Kem Saichaie, executive director of the UC Davis center, said one purpose of the orientation is to check the temptation to allow the data to confirm any biases and instead reinforce its purpose for addressing inequities. “We want to make sure instructors understand how to use it responsibly and as a reflective tool to inform teaching practices,” he said.

Saichaie and Steinwachs emphasized that student privacy is paramount. Data is not linked to student names or other identifying information, and no data is presented where the number in a data group would be fewer than 10.

How it was developed

Steinwachs said the idea for KYS evolved from individual data and spreadsheet requests the center received from instructors.

Facciotti worked with a faculty advisory committee, and the project team consulted with representatives of the Academic Senate, the university registrar and provost as they worked through data governance, privacy and other issues. It took about three years to create the initial dashboard. Gerhart was one of about 30 beta users who provided feedback.

Steinwachs said he drew on information from the registrar’s office and Institutional Analysis. He has taken inspiration and a few features from the California State University’s Student Success Dashboard and the SEISMIC Collaboration, made up of UC Davis and nine other universities working to address inequity and non-inclusion in STEM education.

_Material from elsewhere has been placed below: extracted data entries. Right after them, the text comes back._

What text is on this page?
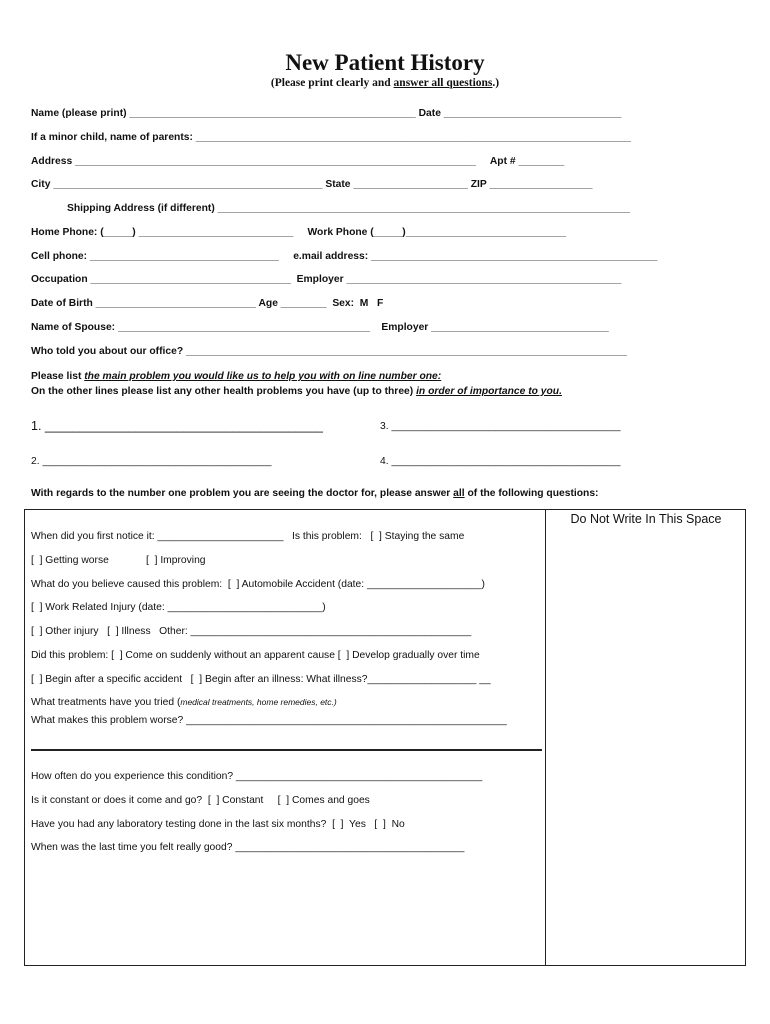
New Patient History
(Please print clearly and answer all questions.)
Name (please print) __________________________________________________ Date _______________________________
If a minor child, name of parents: ____________________________________________________________________________
Address ______________________________________________________________________     Apt # ________
City _______________________________________________ State ____________________ ZIP __________________
Shipping Address (if different) ________________________________________________________________________
Home Phone: (_____) ___________________________     Work Phone (_____)____________________________
Cell phone: _________________________________     e.mail address: __________________________________________________
Occupation ___________________________________  Employer ________________________________________________
Date of Birth ____________________________ Age ________  Sex:  M   F
Name of Spouse: ____________________________________________    Employer _______________________________
Who told you about our office? _____________________________________________________________________________
Please list the main problem you would like us to help you with on line number one:
On the other lines please list any other health problems you have (up to three) in order of importance to you.
1. ________________________________________	3. ________________________________________
2. ________________________________________	4. ________________________________________
With regards to the number one problem you are seeing the doctor for, please answer all of the following questions:
Do Not Write In This Space
When did you first notice it: ______________________   Is this problem:   [  ] Staying the same
[  ] Getting worse             [  ] Improving
What do you believe caused this problem:  [  ] Automobile Accident (date: ____________________)
[  ] Work Related Injury (date: ___________________________)
[  ] Other injury   [  ] Illness   Other: _________________________________________________
Did this problem: [  ] Come on suddenly without an apparent cause [  ] Develop gradually over time
[  ] Begin after a specific accident   [  ] Begin after an illness: What illness?___________________ __
What treatments have you tried (medical treatments, home remedies, etc.)
What makes this problem worse? ________________________________________________________
How often do you experience this condition? ___________________________________________
Is it constant or does it come and go?  [  ] Constant     [  ] Comes and goes
Have you had any laboratory testing done in the last six months?  [  ]  Yes   [  ]  No
When was the last time you felt really good? ________________________________________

The UC Davis tool, Steinwachs said, stands out for the richness of class-level information it provides. “To see this data at your course level is just not common,” he said.

For instructor’s use only

The data is available only to the course instructor, not department chairs or other administrators. “It’s for the instructor to investigate their own course and reflect and improve their own teaching,” Steinwachs said. To help instructors act on what they’ve learned from KYS are the center’s consultations, workshops and Just-in-Time Teaching Resources.

Gerhart said she has shared data from her classes in meetings to consider adding small group discussions to the introductory biology series.

Steinwachs invites requests for additional features, and Gerhart asked him to add information on how her students perform once they leave her class. “How do they do in other courses that follow? Am I actually preparing students for the classes this feeds into?” she voiced as she showed off multiple screens.

“Oh! It’s already here,” she said with surprise. “I didn’t know he got to that. I’m so excited.”